Progress in the development of an HTS magnet for ultra-high field MRI (2014 autumn)
-Evaluation of Irregular Magnetic Field Distribution Generated by Screening Current in Multiple REBCO Coils -


持田 歩, 松見 絢子, 今市 洋平, 齋藤 隼, 有谷 友汰, 王 韜, 石山 敦士 (早大); 植田 浩史 (早大/阪大); 宮﨑 寛史, 戸坂 泰造, 野村 俊自, 来栖 努 (東芝); 浦山 慎一, 福山 秀直 (京大)


Abstract:我々は,経済産業省プロジェクトである「高温超電導定磁場コイルシステムの研究開発」で,10 T級(9.4 T)のヒト全身用MRIの実現を目指している。
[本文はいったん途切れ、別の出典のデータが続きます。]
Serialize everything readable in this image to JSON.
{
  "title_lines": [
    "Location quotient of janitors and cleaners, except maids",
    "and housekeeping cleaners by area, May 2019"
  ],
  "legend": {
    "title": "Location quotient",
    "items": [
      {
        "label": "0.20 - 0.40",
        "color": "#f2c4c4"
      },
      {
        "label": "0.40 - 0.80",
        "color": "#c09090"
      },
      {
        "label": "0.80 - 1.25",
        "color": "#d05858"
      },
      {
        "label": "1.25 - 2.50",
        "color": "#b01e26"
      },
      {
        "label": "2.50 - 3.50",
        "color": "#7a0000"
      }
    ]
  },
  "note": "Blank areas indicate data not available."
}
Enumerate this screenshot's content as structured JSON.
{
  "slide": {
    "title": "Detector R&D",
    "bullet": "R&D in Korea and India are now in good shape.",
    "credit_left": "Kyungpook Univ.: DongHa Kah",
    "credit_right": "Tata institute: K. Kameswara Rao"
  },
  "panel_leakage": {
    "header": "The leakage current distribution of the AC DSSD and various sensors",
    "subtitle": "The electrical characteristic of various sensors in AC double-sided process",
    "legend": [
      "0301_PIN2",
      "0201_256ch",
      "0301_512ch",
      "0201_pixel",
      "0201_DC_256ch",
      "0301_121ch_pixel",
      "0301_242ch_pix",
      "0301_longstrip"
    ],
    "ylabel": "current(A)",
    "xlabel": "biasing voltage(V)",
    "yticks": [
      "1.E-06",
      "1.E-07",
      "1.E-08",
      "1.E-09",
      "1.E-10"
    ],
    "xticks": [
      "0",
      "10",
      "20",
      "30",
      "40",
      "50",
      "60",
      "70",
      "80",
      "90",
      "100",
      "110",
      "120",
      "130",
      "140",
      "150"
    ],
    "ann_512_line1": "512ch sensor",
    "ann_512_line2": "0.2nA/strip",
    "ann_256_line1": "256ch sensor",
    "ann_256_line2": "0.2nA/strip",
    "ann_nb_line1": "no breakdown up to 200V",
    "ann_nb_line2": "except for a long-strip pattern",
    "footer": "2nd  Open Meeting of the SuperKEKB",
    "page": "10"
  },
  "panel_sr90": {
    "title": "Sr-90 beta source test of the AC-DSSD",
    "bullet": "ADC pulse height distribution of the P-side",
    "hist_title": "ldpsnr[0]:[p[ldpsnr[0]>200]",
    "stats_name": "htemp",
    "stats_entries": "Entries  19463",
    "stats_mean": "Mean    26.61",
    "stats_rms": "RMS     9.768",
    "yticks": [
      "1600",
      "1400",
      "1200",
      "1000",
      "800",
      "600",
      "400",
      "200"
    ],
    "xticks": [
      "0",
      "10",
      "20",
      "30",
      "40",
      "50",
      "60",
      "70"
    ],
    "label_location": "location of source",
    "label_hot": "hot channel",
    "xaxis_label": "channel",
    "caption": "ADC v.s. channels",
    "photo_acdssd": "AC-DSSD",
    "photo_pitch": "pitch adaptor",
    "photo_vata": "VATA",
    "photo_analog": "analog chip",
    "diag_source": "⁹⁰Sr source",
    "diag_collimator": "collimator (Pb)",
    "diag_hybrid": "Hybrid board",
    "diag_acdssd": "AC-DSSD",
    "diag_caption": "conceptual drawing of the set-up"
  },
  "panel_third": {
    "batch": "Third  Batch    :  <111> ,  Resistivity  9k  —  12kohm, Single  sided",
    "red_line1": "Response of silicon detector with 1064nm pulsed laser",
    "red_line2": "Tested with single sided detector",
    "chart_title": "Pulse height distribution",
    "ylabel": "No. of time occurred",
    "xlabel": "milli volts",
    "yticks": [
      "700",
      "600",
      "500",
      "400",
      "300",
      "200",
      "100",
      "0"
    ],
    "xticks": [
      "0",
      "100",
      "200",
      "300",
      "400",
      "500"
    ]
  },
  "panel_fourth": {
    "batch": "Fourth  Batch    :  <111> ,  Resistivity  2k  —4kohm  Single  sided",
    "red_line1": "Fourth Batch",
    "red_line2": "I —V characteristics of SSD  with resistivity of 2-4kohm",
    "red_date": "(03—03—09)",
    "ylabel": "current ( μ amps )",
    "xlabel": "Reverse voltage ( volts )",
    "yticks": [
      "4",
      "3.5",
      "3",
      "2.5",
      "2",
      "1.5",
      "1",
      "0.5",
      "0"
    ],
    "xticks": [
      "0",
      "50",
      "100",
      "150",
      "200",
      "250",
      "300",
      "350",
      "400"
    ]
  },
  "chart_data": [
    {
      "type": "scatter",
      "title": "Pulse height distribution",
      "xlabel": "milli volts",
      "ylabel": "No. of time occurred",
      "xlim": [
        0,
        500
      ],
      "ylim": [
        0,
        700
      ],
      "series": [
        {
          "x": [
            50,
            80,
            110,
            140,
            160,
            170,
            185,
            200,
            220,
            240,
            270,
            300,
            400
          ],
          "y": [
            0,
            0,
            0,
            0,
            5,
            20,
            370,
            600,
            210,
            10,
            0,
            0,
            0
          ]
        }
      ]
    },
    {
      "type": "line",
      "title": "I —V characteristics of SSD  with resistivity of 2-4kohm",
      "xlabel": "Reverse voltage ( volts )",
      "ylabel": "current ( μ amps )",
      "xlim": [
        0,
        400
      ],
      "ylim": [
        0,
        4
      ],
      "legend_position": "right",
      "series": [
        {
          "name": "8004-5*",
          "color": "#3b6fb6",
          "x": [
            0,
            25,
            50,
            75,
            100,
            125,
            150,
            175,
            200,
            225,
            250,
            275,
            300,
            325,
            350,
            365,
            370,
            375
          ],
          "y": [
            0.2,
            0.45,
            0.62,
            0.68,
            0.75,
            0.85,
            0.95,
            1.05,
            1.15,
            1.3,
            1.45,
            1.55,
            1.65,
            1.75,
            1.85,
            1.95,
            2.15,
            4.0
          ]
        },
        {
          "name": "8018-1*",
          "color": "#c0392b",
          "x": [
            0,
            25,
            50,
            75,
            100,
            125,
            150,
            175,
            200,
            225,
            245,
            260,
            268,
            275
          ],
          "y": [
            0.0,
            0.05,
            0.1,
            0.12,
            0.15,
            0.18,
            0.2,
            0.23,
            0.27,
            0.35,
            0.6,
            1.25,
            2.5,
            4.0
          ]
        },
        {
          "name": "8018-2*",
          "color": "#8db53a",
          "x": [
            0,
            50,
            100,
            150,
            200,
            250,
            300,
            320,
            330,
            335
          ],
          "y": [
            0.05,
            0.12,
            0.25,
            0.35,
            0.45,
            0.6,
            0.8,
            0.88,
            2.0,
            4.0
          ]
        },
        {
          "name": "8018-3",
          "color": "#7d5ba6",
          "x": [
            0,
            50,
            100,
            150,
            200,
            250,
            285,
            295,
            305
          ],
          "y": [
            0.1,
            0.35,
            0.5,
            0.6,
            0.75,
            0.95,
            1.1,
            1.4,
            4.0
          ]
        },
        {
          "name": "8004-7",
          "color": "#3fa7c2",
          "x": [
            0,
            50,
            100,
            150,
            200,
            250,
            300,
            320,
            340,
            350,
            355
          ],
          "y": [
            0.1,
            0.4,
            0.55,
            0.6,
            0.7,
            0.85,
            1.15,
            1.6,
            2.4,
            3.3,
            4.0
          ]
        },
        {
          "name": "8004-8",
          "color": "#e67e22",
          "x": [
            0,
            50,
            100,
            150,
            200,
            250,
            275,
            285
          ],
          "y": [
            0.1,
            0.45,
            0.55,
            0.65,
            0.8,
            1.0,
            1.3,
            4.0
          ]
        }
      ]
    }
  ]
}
REBCO線材は薄いテープ形状をしているので,テープ面への垂直磁場により,遮蔽電流が顕著に誘導されてしまう。また,これらのMRIコイルシステムは複数のREBCOコイルから構成されるため,コイルの励磁条件(励磁の順番等)が遮蔽電流の発生に影響を与える。そのため,様々な励磁条件での遮蔽電流の振る舞いを調査し,明らかにすることが求められている。今回は,REBCOマルチモデルコイルを試作し励磁の順番を変えた時の遮蔽電流による不整磁場について,実験と解析により評価したので報告する。